The Bare Necessities: A taxonomy of S&P 500 bear markets
Luca Tobagi. Investment Strategist
Bears are beautiful to look at from a distance. However, sometimes they move closer to us and can be scary. This is why it is important to know their habits and characteristics.
Bears can inspire an instinctive sympathy; sometimes they can even look tender. Who doesn’t remember with a smile the funny and clumsy Baloo that, in Disney’s movie “The Jungle Book,” sings to Mowgli the song “The Bare Necessities,” which sums up his philosophy of life? But bears are nice as long as you see them from afar — up close, they are big, they can get ferocious, and their growl can intimidate. They can be especially scary for investors — the bear evokes sharp declines in stock markets, sometimes associated with other unpleasant situations, such as recessions.
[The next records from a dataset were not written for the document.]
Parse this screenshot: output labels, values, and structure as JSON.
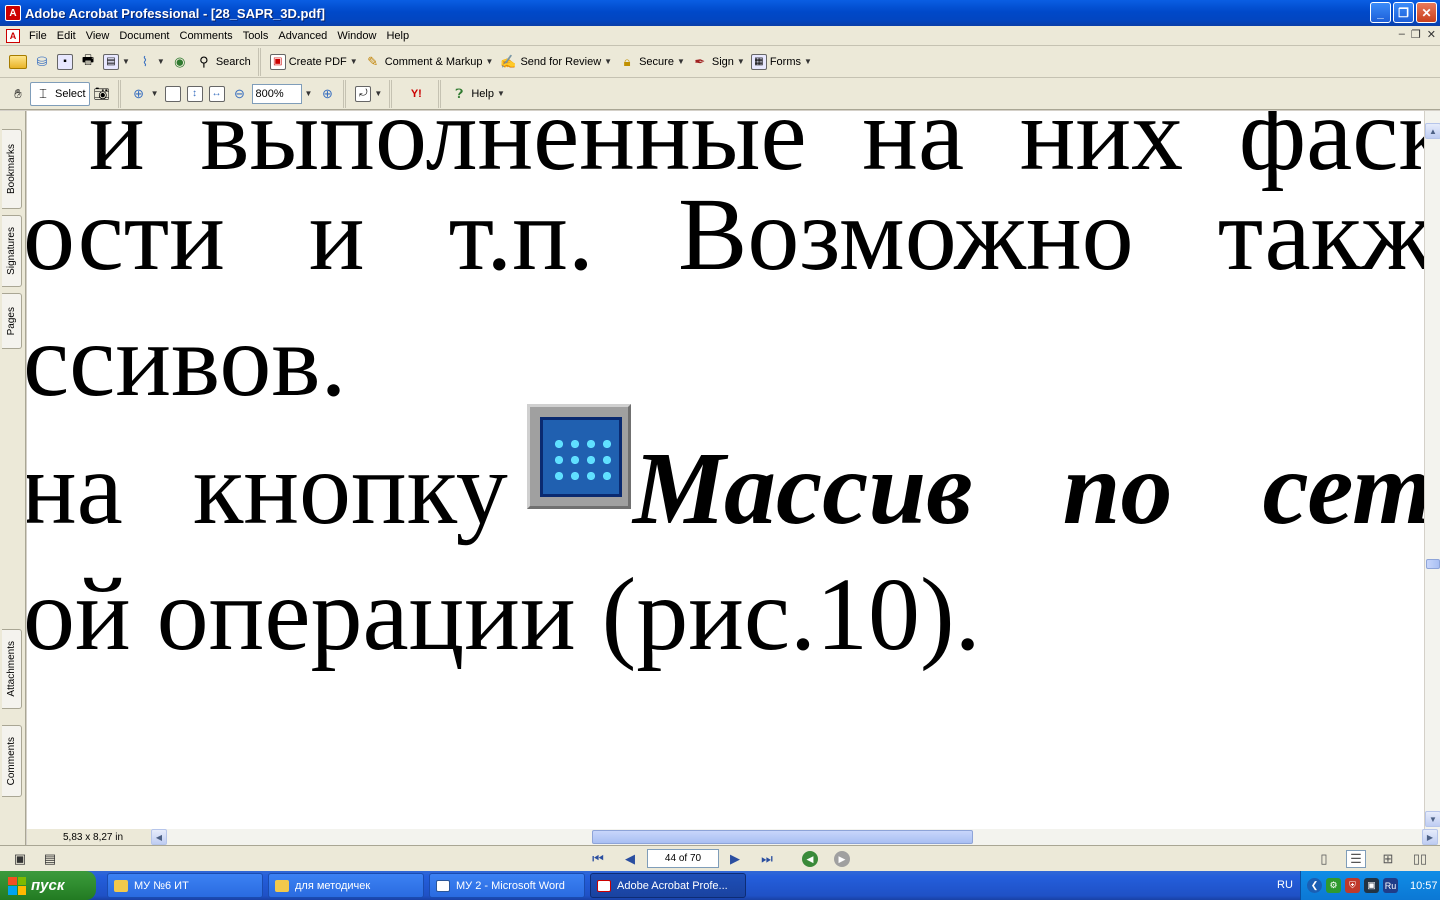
{
  "window": {
    "title": "Adobe Acrobat Professional - [28_SAPR_3D.pdf]",
    "app_icon": "acrobat-icon",
    "min_glyph": "_",
    "max_glyph": "❐",
    "close_glyph": "✕"
  },
  "menu": {
    "items": [
      "File",
      "Edit",
      "View",
      "Document",
      "Comments",
      "Tools",
      "Advanced",
      "Window",
      "Help"
    ],
    "mdi_min": "–",
    "mdi_restore": "❐",
    "mdi_close": "✕"
  },
  "toolbar1": {
    "search_label": "Search",
    "create_pdf_label": "Create PDF",
    "comment_markup_label": "Comment & Markup",
    "send_review_label": "Send for Review",
    "secure_label": "Secure",
    "sign_label": "Sign",
    "forms_label": "Forms"
  },
  "toolbar2": {
    "select_label": "Select",
    "zoom_value": "800%",
    "help_label": "Help",
    "yahoo_label": "Y!"
  },
  "navpanel": {
    "tabs": [
      "Bookmarks",
      "Signatures",
      "Pages",
      "Attachments",
      "Comments"
    ]
  },
  "document": {
    "line1": [
      "и",
      "выполненные",
      "на",
      "них",
      "фаск"
    ],
    "line2": [
      "ости",
      "и",
      "т.п.",
      "Возможно",
      "такж"
    ],
    "line3": "ссивов.",
    "line4_plain": [
      "на",
      "кнопку"
    ],
    "line4_bold": [
      "Массив",
      "по",
      "сет"
    ],
    "line5": "ой операции (рис.10)."
  },
  "statusbar": {
    "page_size": "5,83 x 8,27 in",
    "page_indicator": "44 of 70"
  },
  "taskbar": {
    "start_label": "пуск",
    "tasks": [
      {
        "label": "МУ №6 ИТ",
        "icon": "folder-icon"
      },
      {
        "label": "для методичек",
        "icon": "folder-icon"
      },
      {
        "label": "МУ 2 - Microsoft Word",
        "icon": "word-icon"
      },
      {
        "label": "Adobe Acrobat Profe...",
        "icon": "acrobat-icon"
      }
    ],
    "lang": "RU",
    "lang_tray": "Ru",
    "clock": "10:57"
  }
}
It is good that the bear, in equity markets as in nature, is a rather reserved animal. It doesn’t get out often and does not like to be seen around. Sometimes, however, a bear comes out into the open, not always preceded by clear signs of his intentions. Whoever is near the bear will likely try to escape far and quickly. If the encounter was a surprise, the escape is often hasty and messy.
A situation like this has been happening recently in financial markets, equities in particular. There had been some rustling of leaves, some dried twigs crushed by a timidly moving bear’s paws. But the global explosion of the COVID-19 pandemic has made the bear angry, and now the world is divided between those who ran away in a disorderly way to escape the bear’s wrath and those who instead lie in a sheltered corner, waiting for a good opportunity to regain possession of the forest.